Chigita ブログ

狭小住宅の『住吉の長屋』の設計が、独学の建築家・安藤忠雄の世界を大きく変えた。

2021.05.16

K⁺Aでエグゼクティブデザイナーをしております千北 正(チギタ タダシ)ともうします。久しぶりのブログ更新です。今回はわたくしが23歳のころに大変衝撃を受けた建築家と建築作品の紹介です。1976年2月に竣工し、1979年に日本建築学会賞を受賞した、安藤忠雄 設計の『住吉の長屋:東邸』です。

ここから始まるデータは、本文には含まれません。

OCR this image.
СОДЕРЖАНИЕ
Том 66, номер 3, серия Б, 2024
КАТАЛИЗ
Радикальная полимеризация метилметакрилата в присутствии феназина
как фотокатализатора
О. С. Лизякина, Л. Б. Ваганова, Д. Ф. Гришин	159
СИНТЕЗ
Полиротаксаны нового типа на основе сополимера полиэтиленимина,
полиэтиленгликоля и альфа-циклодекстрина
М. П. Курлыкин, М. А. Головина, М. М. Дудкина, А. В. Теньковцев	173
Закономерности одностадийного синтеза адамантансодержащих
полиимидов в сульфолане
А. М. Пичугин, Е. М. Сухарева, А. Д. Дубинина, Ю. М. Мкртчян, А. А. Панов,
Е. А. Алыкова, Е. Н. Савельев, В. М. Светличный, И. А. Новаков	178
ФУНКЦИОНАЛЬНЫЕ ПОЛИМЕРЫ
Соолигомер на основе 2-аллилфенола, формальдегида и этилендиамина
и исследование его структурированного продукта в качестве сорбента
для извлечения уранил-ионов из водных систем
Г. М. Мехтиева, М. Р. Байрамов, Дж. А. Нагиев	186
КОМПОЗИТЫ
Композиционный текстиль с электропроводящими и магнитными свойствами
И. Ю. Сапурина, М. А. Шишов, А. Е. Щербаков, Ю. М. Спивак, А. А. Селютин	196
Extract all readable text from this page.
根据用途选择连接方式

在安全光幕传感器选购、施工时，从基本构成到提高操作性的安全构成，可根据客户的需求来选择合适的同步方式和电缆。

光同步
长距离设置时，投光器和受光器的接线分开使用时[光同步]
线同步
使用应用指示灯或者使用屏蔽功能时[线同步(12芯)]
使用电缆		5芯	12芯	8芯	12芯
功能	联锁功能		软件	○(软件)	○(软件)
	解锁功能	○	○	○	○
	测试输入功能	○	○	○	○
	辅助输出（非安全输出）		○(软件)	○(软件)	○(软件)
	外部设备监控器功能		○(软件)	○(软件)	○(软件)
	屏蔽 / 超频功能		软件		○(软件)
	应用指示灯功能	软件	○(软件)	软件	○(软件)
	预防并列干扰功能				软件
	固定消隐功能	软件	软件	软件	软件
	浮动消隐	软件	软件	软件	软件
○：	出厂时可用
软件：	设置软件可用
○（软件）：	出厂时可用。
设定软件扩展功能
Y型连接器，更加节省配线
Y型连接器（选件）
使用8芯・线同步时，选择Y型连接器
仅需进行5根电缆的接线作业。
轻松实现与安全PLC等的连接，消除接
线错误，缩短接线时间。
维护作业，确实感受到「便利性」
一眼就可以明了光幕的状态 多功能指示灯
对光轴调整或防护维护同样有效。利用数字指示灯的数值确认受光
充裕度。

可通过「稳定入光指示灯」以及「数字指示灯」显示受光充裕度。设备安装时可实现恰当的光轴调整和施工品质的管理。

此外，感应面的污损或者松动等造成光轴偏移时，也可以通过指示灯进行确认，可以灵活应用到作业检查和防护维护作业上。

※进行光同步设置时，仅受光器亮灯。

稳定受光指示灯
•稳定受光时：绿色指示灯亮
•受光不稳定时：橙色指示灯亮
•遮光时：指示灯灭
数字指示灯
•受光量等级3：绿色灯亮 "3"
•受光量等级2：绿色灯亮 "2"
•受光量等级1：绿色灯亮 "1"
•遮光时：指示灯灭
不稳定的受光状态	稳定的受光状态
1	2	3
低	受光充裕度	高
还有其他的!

安藤忠雄が4歳の時に疎開先から移り住んだのが、中宮町の住宅と呼ばれる安藤の祖父母の家。中学生のときには増築する手伝いもしたといい、その後、さまざまな手を加えながら45歳まで住み続けたそうです。

そんな中宮町の住宅とほぼ同じ間取りで設計したのが、「住吉の長屋」。狭い路面に位置する三軒長屋の真ん中の一件だけを切り取って、コンクリートの家に建て替えるというかなり大胆なものでした。

狭小住宅でありながら、建築の1/3を中庭とする大胆な構成をとり、当時建築界に多くの議論を巻き起こし、多大な影響を与えた建築家・安藤忠雄の初期の代表作です。

1976年2月に大阪市住吉区(住吉大社の近く)に竣工。敷地は間口2間、奥行7間という(約14坪)狭さで、三軒長屋の真中を切り取って建て替えるという厳しい条件のもとで計画されました。

既存の長屋にコンクリートの箱を差し込むようにできています。この箱は奥行き方向に三分割され、中央に配置された中庭が、この住宅を手前と奥に二分割しています。このため住宅の1/3は外部空間であり、部屋から部屋への移動時に一度外へ出なければなりません。狭い敷地の1/3を割いてまで造った光庭は、都市で失われつつある光、風、雨といった自然の感覚を住居に引き込む装置です。

それによりさまざまに様相の変化する生活空間から自然を感じ、豊かな生活を送れるよう配置させたと安藤は言っています。こうした大胆な構成でありながら、寸法の設定やディテールには緻密な配慮がなされています。人が直接触れるところには自然素材が使われ、床には玄晶石、家具やフローリングには楢(ナラ)材が使われています。この住宅は、ごく限られた敷地と簡素な構成の中に豊かな住空間を内包しようという試みとして建築界に大きな影響を与え、安藤の出世作となりました。

狭小な敷地で梁や基礎の繋がった長屋を切り取る難工事を成し遂げた建築は、45年前の当時、解体費を含めた予算が1千万円程のローコスト住宅でもあったとのこと。

今から45年前、生きることと戦うことをベースに建築を独学し、長屋の設計が世界を変えた建築家が安藤忠雄です。当時の様相をうかがい知ることは出来ませんが、多方面に衝撃を与えたその姿は、今も色褪せていません。